Seven Minutes in Honor of Orlando

CrosbyNash

On Monday, I posted a 1974 video of a live Crosby, Stills, Nash & Young rendition of the tune, “Almost Cut My Hair,” calling it “Seven Minutes in Honor of Orlando.”

I did this because while many slept peacefully, a violent, homophobic, Islamic terrorist wannabe killed 50 people and wounded more than 50 others with a legally purchased AR-15 semi-automatic assault rifle at a gay dance club late on a Saturday night. It was the grand slam of hate crimes, perpetrated on one of the kindest, gentlest and most accepting communities in our nation.

The airwaves are now filled with speculation, argumentation and misinformation as we try to make sense of senseless violence in the world’s most violent country. Again, we demand some semblance of gun control. Again, we ponder the hubris of politicians who lament senseless death while cashing the checks of those who deal death worldwide.

The AR-15 assault weapon holds 30 rounds in a gas-operated magazine and will fire them as rapidly as you can pull the trigger. It is one of the preferred weapons of war, used in official and clandestine operations the world over, where it is commonly known as the M-16. It’s made right here in the US by Colt’s Manufacturing LLC and marketed as the AR-15 for civilian use.

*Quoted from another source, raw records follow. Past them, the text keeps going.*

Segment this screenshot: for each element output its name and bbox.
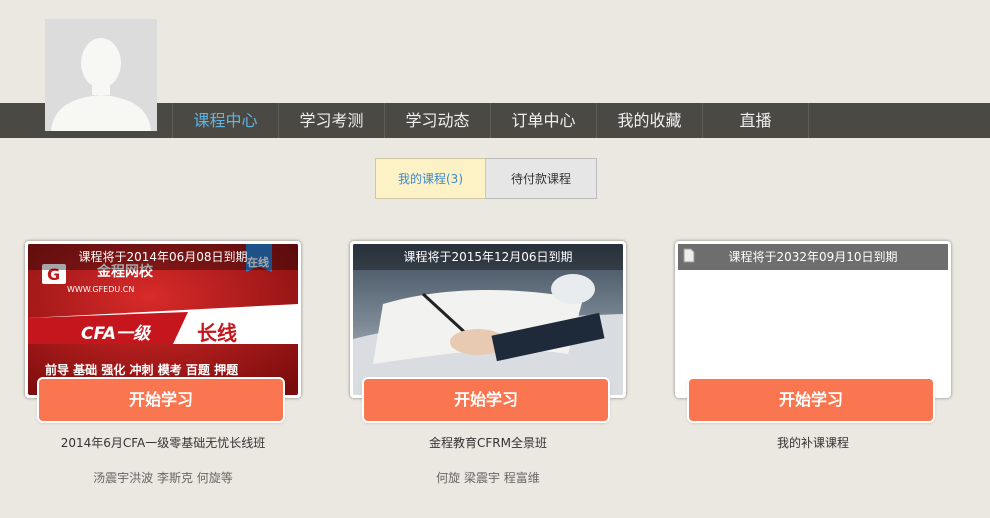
course-title[interactable]: 我的补课课程 — [663, 434, 963, 451]
banner-site: WWW.GFEDU.CN — [67, 285, 135, 294]
course-tabs: 我的课程(3) 待付款课程 — [375, 158, 597, 199]
banner-course-type: 长线 — [197, 321, 237, 345]
course-card[interactable]: 课程将于2032年09月10日到期 开始学习 — [675, 241, 951, 421]
course-title[interactable]: 金程教育CFRM全景班 — [338, 434, 638, 451]
banner-course-name: CFA一级 — [81, 324, 151, 344]
nav-study-activity[interactable]: 学习动态 — [385, 103, 491, 138]
expire-notice: 课程将于2015年12月06日到期 — [353, 244, 623, 270]
course-teachers: 汤震宇洪波 李斯克 何旋等 — [93, 471, 233, 485]
start-learning-button[interactable]: 开始学习 — [364, 379, 608, 421]
expire-notice: 课程将于2014年06月08日到期 — [28, 244, 298, 270]
banner-stages: 前导 基础 强化 冲刺 模考 百题 押题 — [45, 363, 239, 377]
nav-study-test[interactable]: 学习考测 — [279, 103, 385, 138]
user-avatar[interactable] — [45, 19, 157, 131]
expire-notice: 课程将于2032年09月10日到期 — [678, 244, 948, 270]
course-title[interactable]: 2014年6月CFA一级零基础无忧长线班 — [13, 434, 313, 451]
nav-order-center[interactable]: 订单中心 — [491, 103, 597, 138]
person-silhouette-icon — [45, 19, 157, 131]
nav-favorites[interactable]: 我的收藏 — [597, 103, 703, 138]
course-card[interactable]: 课程将于2015年12月06日到期 开始学习 — [350, 241, 626, 421]
start-learning-button[interactable]: 开始学习 — [689, 379, 933, 421]
course-card[interactable]: G 金程网校 WWW.GFEDU.CN 在线 CFA一级 长线 前导 基础 强化… — [25, 241, 301, 421]
tab-my-courses[interactable]: 我的课程(3) — [375, 158, 486, 199]
nav-course-center[interactable]: 课程中心 — [173, 103, 279, 138]
broken-image-icon — [683, 248, 695, 263]
nav-menu: 课程中心 学习考测 学习动态 订单中心 我的收藏 直播 — [172, 103, 809, 138]
start-learning-button[interactable]: 开始学习 — [39, 379, 283, 421]
nav-live[interactable]: 直播 — [703, 103, 809, 138]
tab-pending-payment[interactable]: 待付款课程 — [486, 158, 597, 199]
course-teachers: 何旋 梁震宇 程富维 — [436, 471, 540, 485]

These weapons are typically described by sellers with ludicrous language about a “modular design that allows the use of numerous accessories, such as night vision and laser targeting devices, muzzle brakes, flash hiders and sound suppressors.” As one might guess, laser sighting and sound suppression may be just a tad more special ops-oriented than they are legitimate and necessary add-ons for your typical sport hunting enthusiasts. But it is in keeping with the sales of many handguns now offered by multiple manufacturers with pre-drilled barrels to readily accept silencers to “avoid hearing damage on the firing range.”

Why, we all keep asking, are our lawmakers not doing something to halt this madness? Why aren’t there stricter controls regarding who can buy a semiautomatic rifle or a silenced handgun? The answer, despite all of the heated debate, is actually fairly simple. Because half the population of the U.S. already owns a gun; because the legal firearms industry employs more people than General Motors, and it’s a $6 billion business that generates another $5 billion in taxes each year; because the illegal firearms trade is so robust in the US, that anyone can buy them anywhere, anytime, without anyone’s approval anyhow; and because keeping us busy with endless arguing about something over which we have no control keeps us from complaining about the fact that we have no control.

So the real challenge for us is to work on creating peace, practicing acceptance, teaching tolerance, slowing down our anger, providing adequate mental health care for those who need it, treating addicts and alcoholics, creating better jobs and offering quality education to everyone.

I chose this particular piece of music because it seemed to fit so well. As sad and sick and paranoid as we all are in the aftermath of such insanity, we all need to say, “But I’m not giving in an inch to fear!” Furthermore, as a writer, a musician, an educator and a human being, “I feel like I owe it to someone.”

So spend seven minutes listening to some of the best singer/songwriters to come out of the ’60s and ’70s hit this one, with a raw intensity that reflects the material and reveals their place as one of the best harmony teams of the times.

I love and appreciate how the music defined the hopes and aspirations, anger and frustration of an entire generation. And it still works today, because we can still be agents of change and start a serious grassroots movement toward peace, social justice, equality, and acceptance. We may even learn to “Love our neighbors AND ourselves,” to “teach our children well” or, as Dr. Martin Luther King Jr. once said, to “decide whether we will walk in the light of creative altruism, or the darkness of destructive selfishness.”

 

Almost Cut My Hair by David Crosby

Almost cut my hair

Happened just the other day

It’s gettin’ kind of long

I could’ve said it was in my way

But I didn’t and I wonder why

I feel like letting my freak flag fly

And I feel like I owe it, to someone, yeah

Must be because I had the flu for Christmas

And I’m not feeling up to par

And it increases my paranoia

Like looking in my mirror and seeing a police car

But I’m not,

I’m not giving in an inch,

to fear

‘Cause I’ve promised myself this year

And I feel, oh, like I owe it,

to someone

When I finally get myself together

I’m gonna get down

in that sunny southern weather,

Separate the wheat from the chaff

Oh, and I feel

Like I owe it, yeah,

to someone…

Jeffrey Bowen’s writing has appeared in Call & Post, City News, Cool Cleveland, Doan Brook Watershed, EarthWatch, Elephant Journal, Girl Scout News, Green City-Blue Lake, Heights Observer, Live Cleveland, Neighborhood News, Nonprofit Notes, Sun News, multiple Habitat for Humanity publications, and several poetry collections.